A medida atende a uma ação da Coordenação das Organizações Indígenas do Povo Cinta Larga (Patjamaaj), que pediu ao Supremo o reconhecimento da omissão constitucional do Legislativo. Segundo a entidade, a ausência de regulamentação tem favorecido invasões de garimpeiros, conflitos violentos e exclusão econômica das comunidades.
Ao analisar o caso, Dino reconheceu a omissão do Congresso e estabeleceu balizas para a exploração mineral. Entre elas, a exigência de autorização dos próprios indígenas, a condução das atividades pelo governo federal e a criação de uma cooperativa indígena para gerir pagamentos e autorizações. A decisão também limita a exploração a até 1% da Terra Indígena Cinta Larga.

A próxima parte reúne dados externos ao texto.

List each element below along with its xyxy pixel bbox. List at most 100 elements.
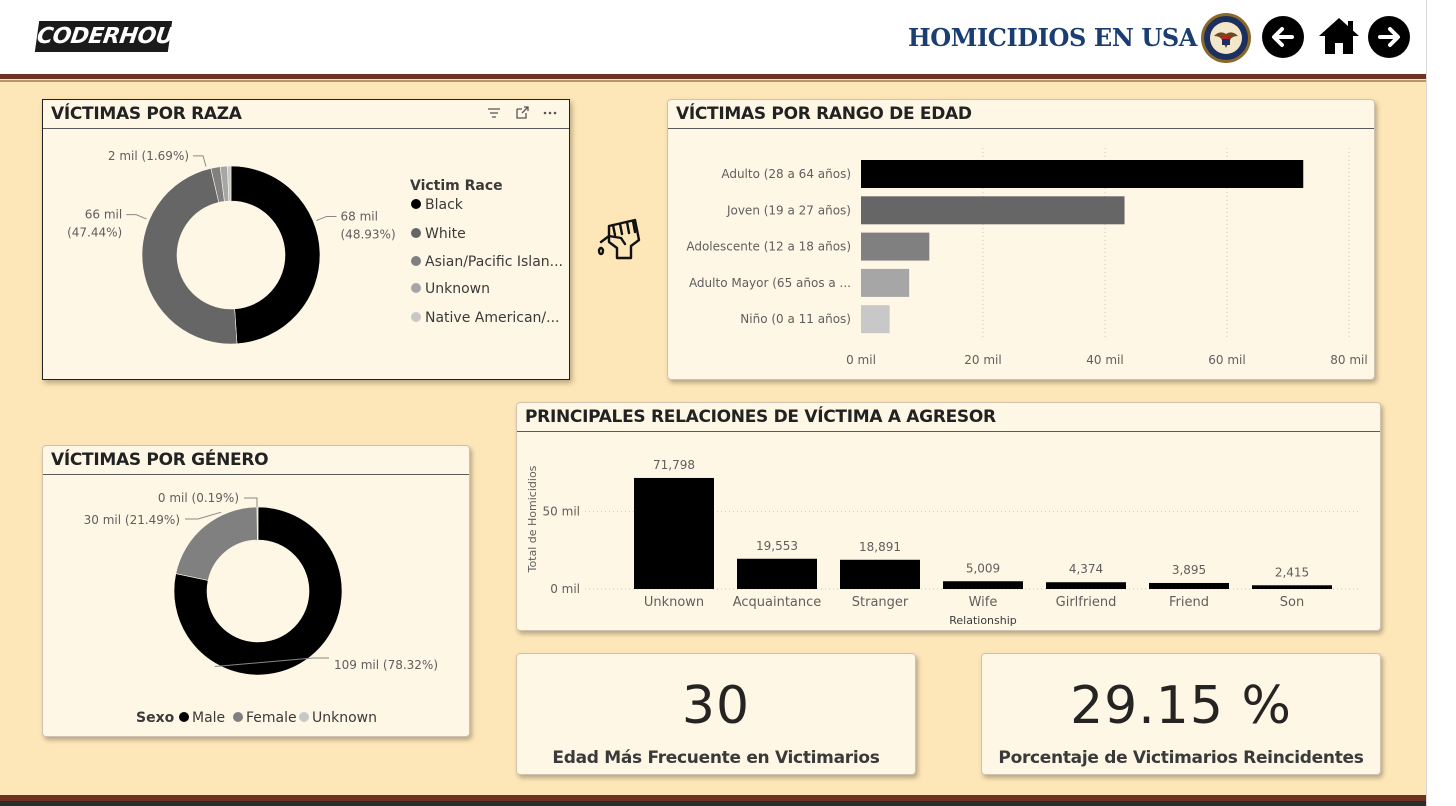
relation-bar: [634, 477, 714, 589]
header-rule: [0, 74, 1426, 79]
relation-value-label: 18,891: [859, 540, 901, 554]
race-legend-item-asian-pacific-islan-: Asian/Pacific Islan...: [425, 254, 563, 270]
gender-label-unknown-leader: [244, 497, 258, 507]
relation-category-label: Friend: [1169, 595, 1209, 610]
kpi-age-card[interactable]: 30 Edad Más Frecuente en Victimarios: [516, 653, 916, 775]
filter-icon[interactable]: [483, 103, 505, 123]
arrow-left-icon: [1272, 27, 1294, 47]
race-legend-marker-unknown: [411, 283, 421, 293]
relation-category-label: Acquaintance: [733, 595, 822, 610]
age-tick-label: 40 mil: [1086, 353, 1123, 367]
focus-mode-icon[interactable]: [511, 103, 533, 123]
more-options-icon[interactable]: [539, 103, 561, 123]
kpi-repeat-card[interactable]: 29.15 % Porcentaje de Victimarios Reinci…: [981, 653, 1381, 775]
relation-bar: [1046, 582, 1126, 589]
relation-tick-label: 0 mil: [550, 582, 580, 596]
kpi-repeat-label: Porcentaje de Victimarios Reincidentes: [998, 748, 1364, 768]
gender-slice-male: [173, 506, 343, 676]
age-card-rule: [668, 128, 1374, 129]
age-bar: [861, 196, 1125, 225]
gender-card[interactable]: VÍCTIMAS POR GÉNERO 109 mil (78.32%) 30 m…: [42, 445, 470, 737]
home-icon[interactable]: [1317, 16, 1361, 56]
age-category-label: Joven (19 a 27 años): [726, 203, 851, 217]
relation-card-rule: [517, 431, 1380, 432]
relation-card-title: PRINCIPALES RELACIONES DE VÍCTIMA A AGRE…: [525, 407, 996, 427]
race-legend-item-native-american-: Native American/...: [425, 310, 559, 326]
relation-x-axis-label: Relationship: [949, 614, 1017, 627]
race-card-rule: [43, 128, 569, 129]
age-category-label: Adolescente (12 a 18 años): [686, 240, 851, 254]
coderhouse-logo: CODERHOUSE: [34, 21, 205, 52]
relation-value-label: 71,798: [653, 458, 695, 472]
kpi-repeat-value: 29.15 %: [1070, 676, 1292, 736]
kpi-age-label: Edad Más Frecuente en Victimarios: [552, 748, 880, 768]
race-label-white-leader: [126, 214, 147, 220]
doj-seal-icon: [1201, 13, 1251, 63]
gender-label-unknown: 0 mil (0.19%): [158, 491, 239, 505]
age-category-label: Adulto Mayor (65 años a ...: [689, 276, 851, 290]
race-label-black-leader: [316, 215, 337, 222]
gender-label-female-leader: [185, 511, 222, 520]
header-bar: [0, 0, 1426, 74]
race-legend-item-black: Black: [425, 197, 464, 213]
race-legend-marker-native-american-: [411, 312, 421, 322]
gender-label-male: 109 mil (78.32%): [334, 658, 438, 672]
age-tick-label: 0 mil: [846, 353, 876, 367]
race-label-asian-leader: [193, 155, 207, 167]
relation-category-label: Unknown: [644, 595, 704, 610]
age-category-label: Adulto (28 a 64 años): [721, 167, 851, 181]
back-button[interactable]: [1262, 16, 1304, 58]
scroll-strip: [1426, 0, 1456, 806]
visual-toolbar: [483, 103, 563, 123]
gender-label-female: 30 mil (21.49%): [84, 513, 180, 527]
age-bar-chart: 0 mil 20 mil 40 mil 60 mil 80 mil Adulto (28 …: [686, 148, 1368, 367]
race-legend-marker-white: [411, 228, 421, 238]
relation-category-label: Son: [1280, 595, 1304, 610]
age-bar: [861, 268, 910, 297]
age-tick-label: 60 mil: [1208, 353, 1245, 367]
arrow-right-icon: [1378, 27, 1400, 47]
race-card[interactable]: VÍCTIMAS POR RAZA 68 mil (48.93%) 66 mil (4…: [42, 99, 570, 380]
gender-slice-female: [175, 506, 258, 581]
page-title: HOMICIDIOS EN USA: [908, 23, 1198, 52]
relation-y-axis-label: Total de Homicidios: [526, 465, 539, 573]
relation-bar: [1149, 582, 1229, 589]
race-legend-marker-black: [411, 199, 421, 209]
relation-bar-chart: 0 mil 50 mil Total de Homicidios 71,798 Unkn…: [526, 458, 1358, 627]
race-legend-item-unknown: Unknown: [425, 281, 490, 297]
age-card-title: VÍCTIMAS POR RANGO DE EDAD: [676, 104, 972, 124]
relation-bar: [943, 581, 1023, 589]
age-bar: [861, 305, 890, 334]
gender-legend-marker-female: [233, 712, 243, 722]
relation-card[interactable]: PRINCIPALES RELACIONES DE VÍCTIMA A AGRE…: [516, 402, 1381, 631]
race-slice-native-american-: [227, 165, 232, 202]
gender-slice-unknown: [256, 506, 259, 541]
kpi-age-value: 30: [681, 676, 751, 736]
relation-bar: [840, 559, 920, 589]
relation-value-label: 5,009: [966, 561, 1000, 575]
race-card-title: VÍCTIMAS POR RAZA: [51, 104, 242, 124]
forward-button[interactable]: [1368, 16, 1410, 58]
gender-label-male-leader: [214, 657, 329, 668]
gender-legend-item-unknown: Unknown: [312, 710, 377, 726]
gender-legend-item-female: Female: [246, 710, 297, 726]
relation-tick-label: 50 mil: [543, 505, 580, 519]
age-bar: [861, 160, 1304, 188]
footer-rule: [0, 795, 1426, 801]
age-bar: [861, 232, 930, 261]
race-label-black-line2: (48.93%): [341, 227, 396, 241]
race-slice-black: [230, 165, 321, 345]
gender-legend-item-male: Male: [192, 710, 225, 726]
age-card[interactable]: VÍCTIMAS POR RANGO DE EDAD 0 mil 20 mil 40…: [667, 99, 1375, 380]
race-slice-white: [141, 167, 238, 345]
age-category-label: Niño (0 a 11 años): [740, 312, 851, 326]
race-label-white-line2: (47.44%): [67, 226, 122, 240]
race-legend-item-white: White: [425, 226, 466, 242]
gender-legend-marker-male: [179, 712, 189, 722]
relation-category-label: Girlfriend: [1056, 595, 1117, 610]
gender-card-rule: [43, 474, 469, 475]
race-label-asian: 2 mil (1.69%): [108, 149, 189, 163]
relation-bar: [737, 558, 817, 589]
relation-category-label: Wife: [969, 595, 998, 610]
age-tick-label: 20 mil: [964, 353, 1001, 367]
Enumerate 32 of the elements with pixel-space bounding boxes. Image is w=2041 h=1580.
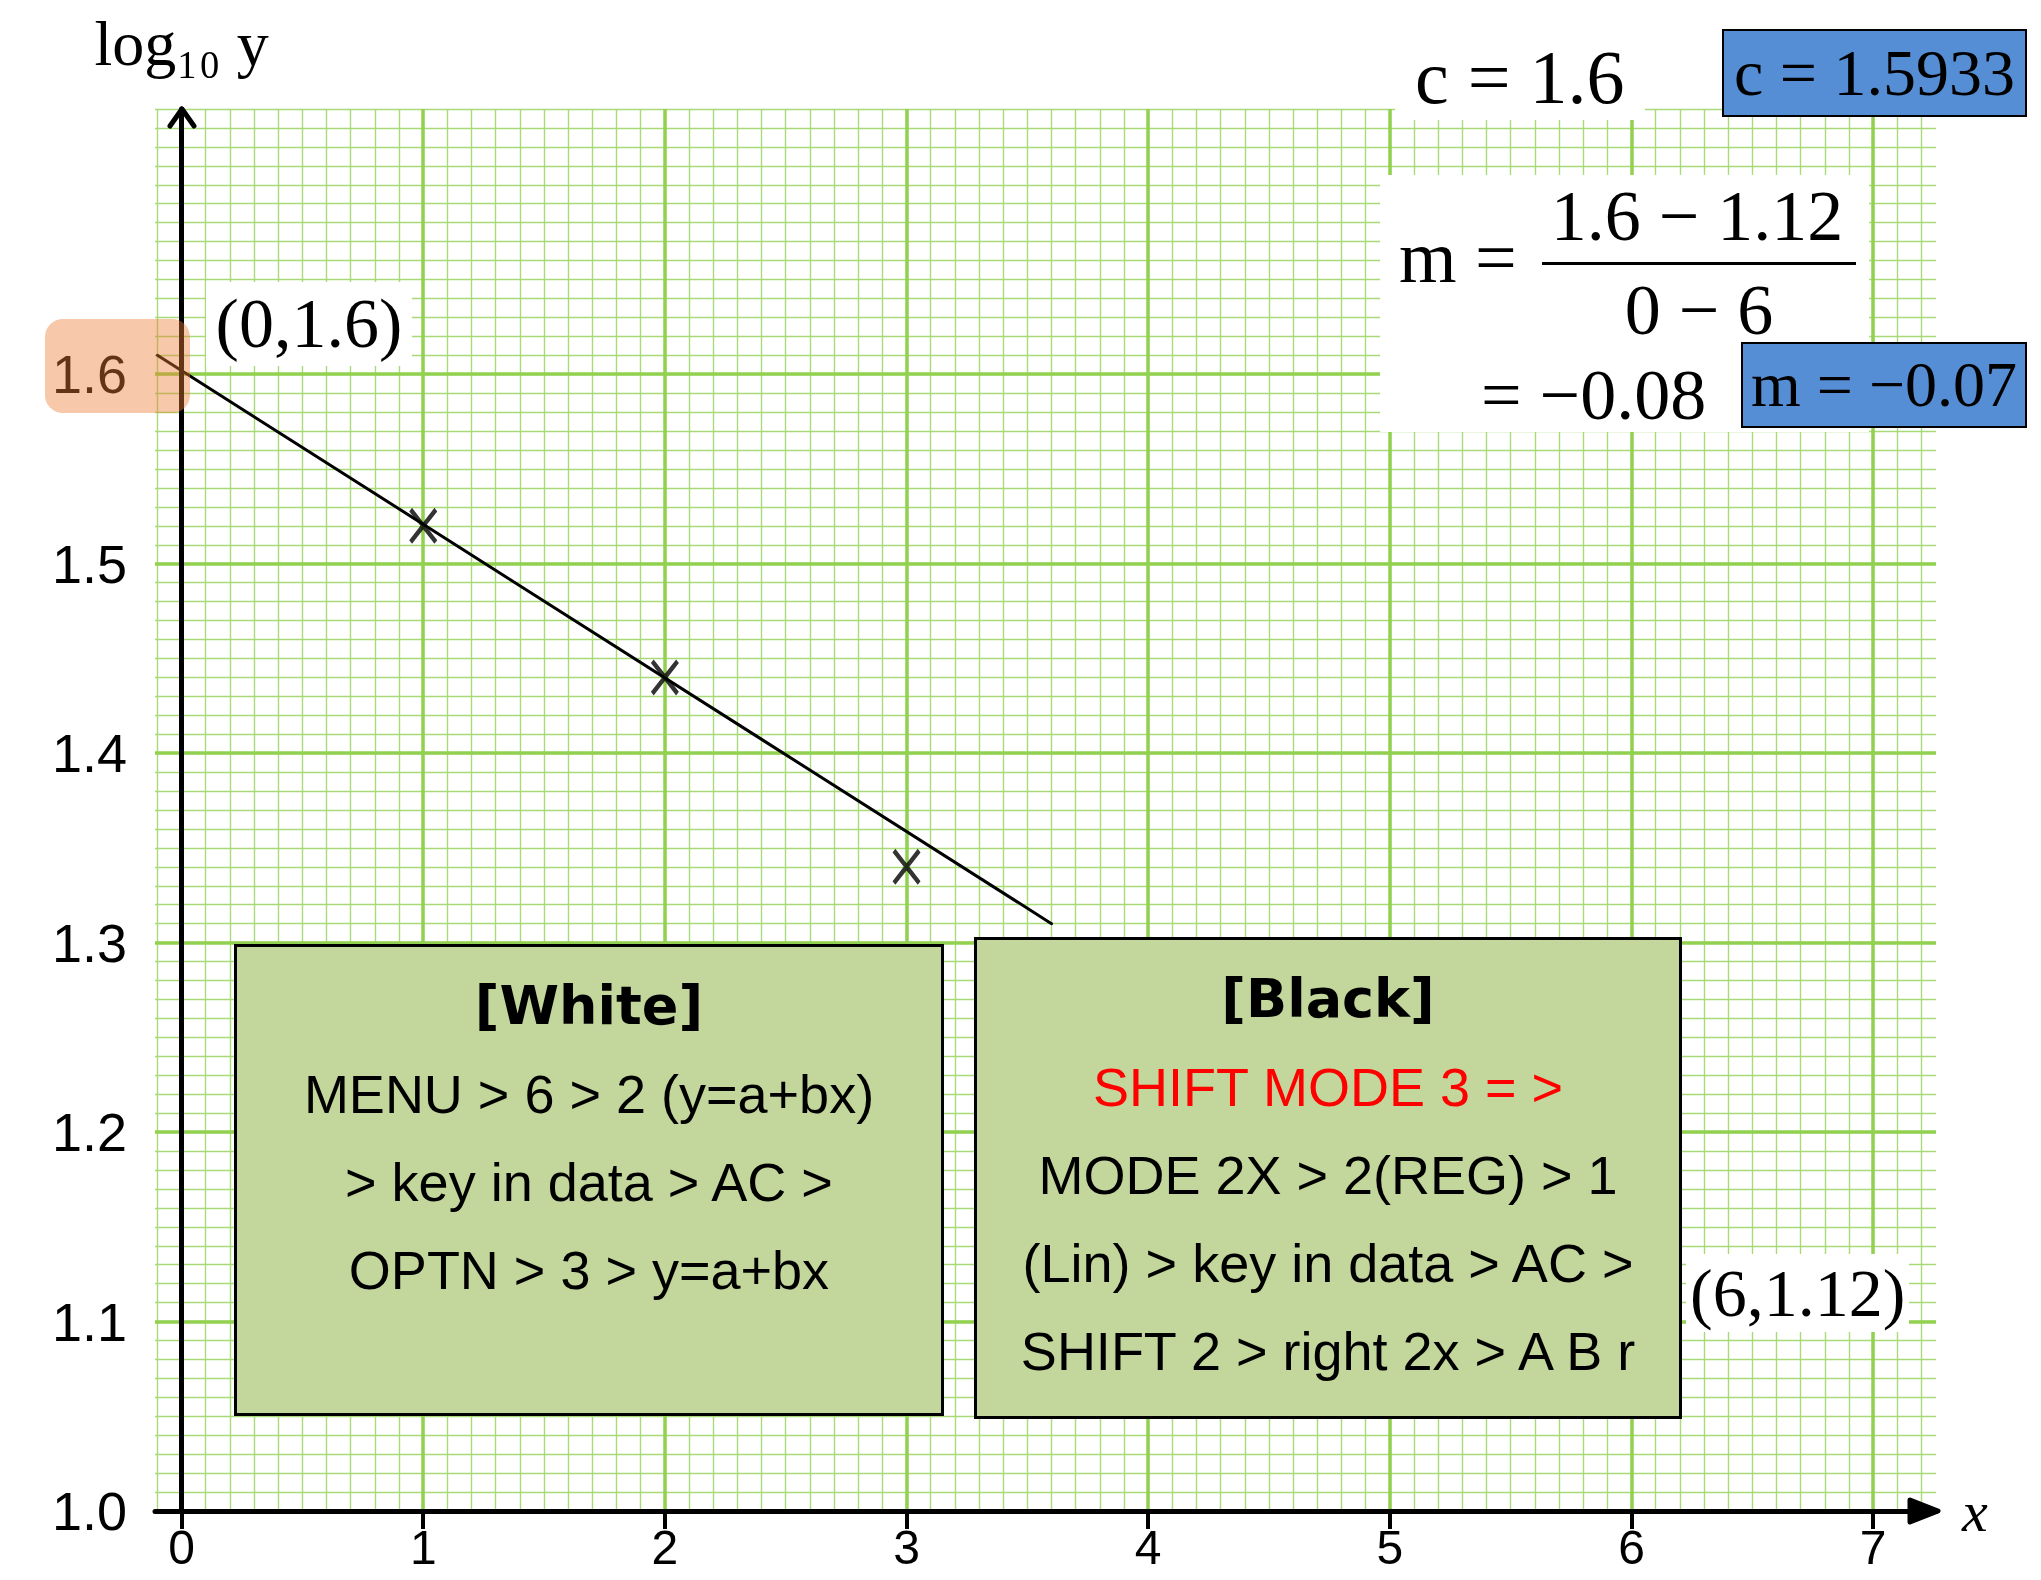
- x-tick-label: 0: [168, 1520, 195, 1574]
- label-panel: (6,1.12): [1686, 1254, 1910, 1332]
- answer-box: m = −0.07: [1741, 342, 2027, 428]
- y-tick-label: 1.0: [51, 1481, 127, 1541]
- note-box: [Black] SHIFT MODE 3 = > MODE 2X > 2(REG) > 1 (Lin) > key in data > AC > SHIFT 2 > right 2x > A B r: [974, 937, 1682, 1419]
- x-tick-label: 2: [651, 1520, 679, 1574]
- x-tick-label: 5: [1376, 1520, 1404, 1574]
- y-tick-label: 1.4: [51, 723, 127, 784]
- x-axis-title: x: [1961, 1478, 1988, 1544]
- annotation: m =: [1399, 216, 1517, 298]
- annotation: (0,1.6): [215, 285, 403, 363]
- x-tick-label: 4: [1134, 1520, 1162, 1574]
- x-tick-label: 3: [893, 1520, 920, 1574]
- annotation: [Black] SHIFT MODE 3 = > MODE 2X > 2(REG) > 1 (Lin) > key in data > AC > SHIFT 2 > right 2x > A B r: [1020, 967, 1636, 1381]
- x-tick-label: 7: [1859, 1520, 1887, 1574]
- annotation: = −0.08: [1481, 355, 1707, 435]
- annotation: m = −0.07: [1751, 349, 2017, 420]
- annotation: [White] MENU > 6 > 2 (y=a+bx) > key in data > AC > OPTN > 3 > y=a+bx: [303, 974, 875, 1300]
- x-tick-label: 1: [409, 1520, 437, 1574]
- y-tick-label: 1.2: [51, 1102, 127, 1163]
- y-tick-label: 1.6: [51, 344, 127, 405]
- x-tick-label: 6: [1618, 1520, 1645, 1574]
- note-box: [White] MENU > 6 > 2 (y=a+bx) > key in data > AC > OPTN > 3 > y=a+bx: [234, 944, 944, 1416]
- y-axis-title: log₁₀ y: [94, 7, 269, 79]
- annotation: c = 1.6: [1415, 35, 1625, 119]
- y-tick-label: 1.5: [51, 533, 127, 594]
- annotation: c = 1.5933: [1733, 36, 2015, 109]
- annotation: 1.6 − 1.12: [1550, 176, 1844, 256]
- answer-box: c = 1.5933: [1722, 29, 2027, 117]
- y-tick-label: 1.1: [51, 1291, 127, 1352]
- y-tick-label: 1.3: [51, 912, 127, 973]
- label-panel: (0,1.6): [205, 282, 413, 367]
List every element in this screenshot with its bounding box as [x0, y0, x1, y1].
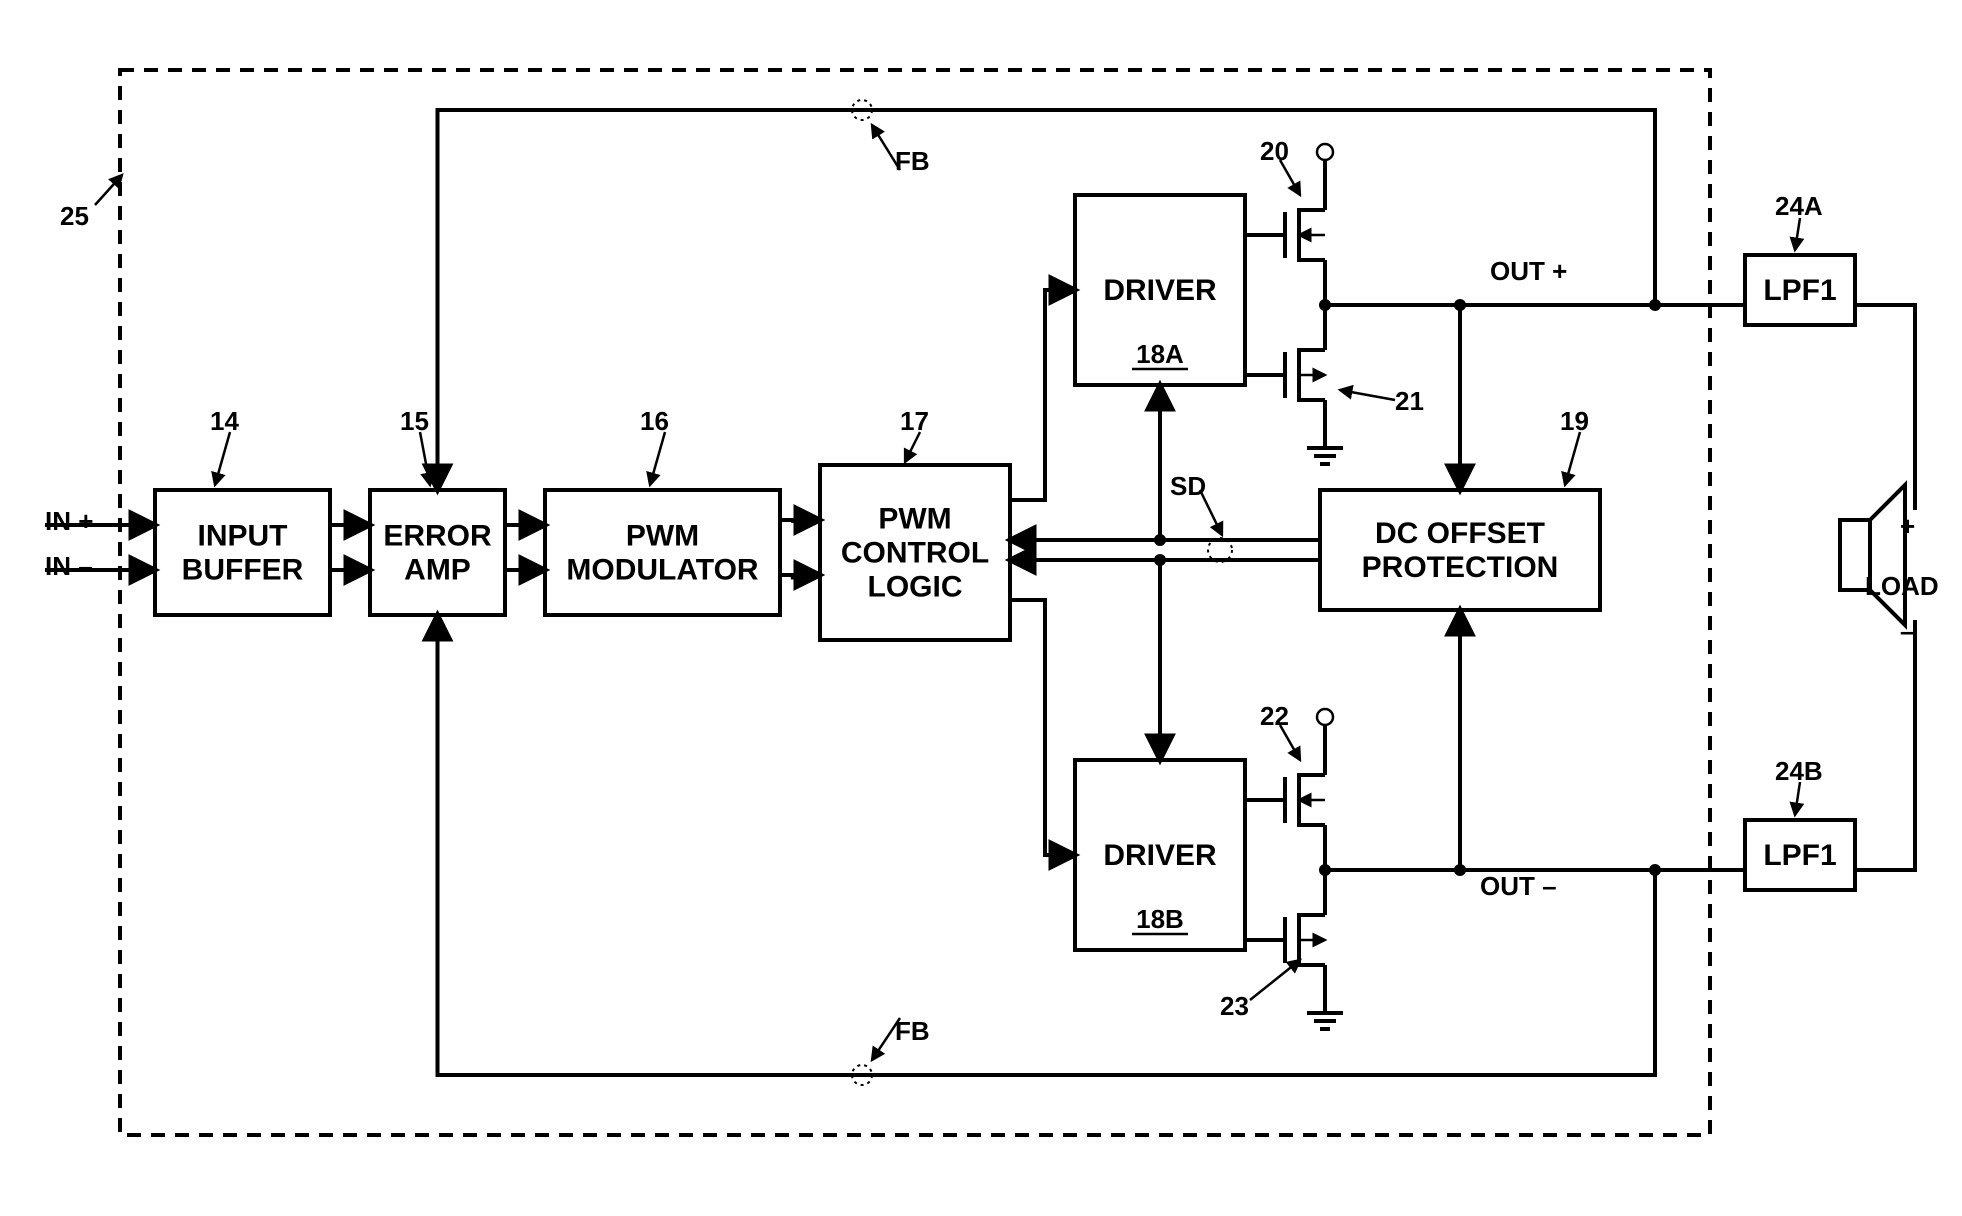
svg-text:+: + [790, 506, 805, 536]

Em sua justificativa, o ministro destacou que a falta de regulamentação fortalece o garimpo ilegal e organizações criminosas ligadas ao chamado narcogarimpo. "Os povos indígenas ficam com pesados ônus, sem benefícios, mesmo que alguns se associem ou sejam explorados duramente pelo garimpo ilegal", afirmou. Dino ressaltou ainda que sua decisão não impõe a mineração, mas apenas estabelece condições para que os indígenas possam participar dos resultados caso autorizem a atividade.
Precedente
No ano passado, Dino já havia determinado que comunidades indígenas afetadas pela Hidrelétrica de Belo Monte, no Pará, recebessem participação nos lucros da usina. Na ocasião, o ministro também fixou prazo de 24 meses para que o Congresso aprovasse uma lei específica sobre o tema.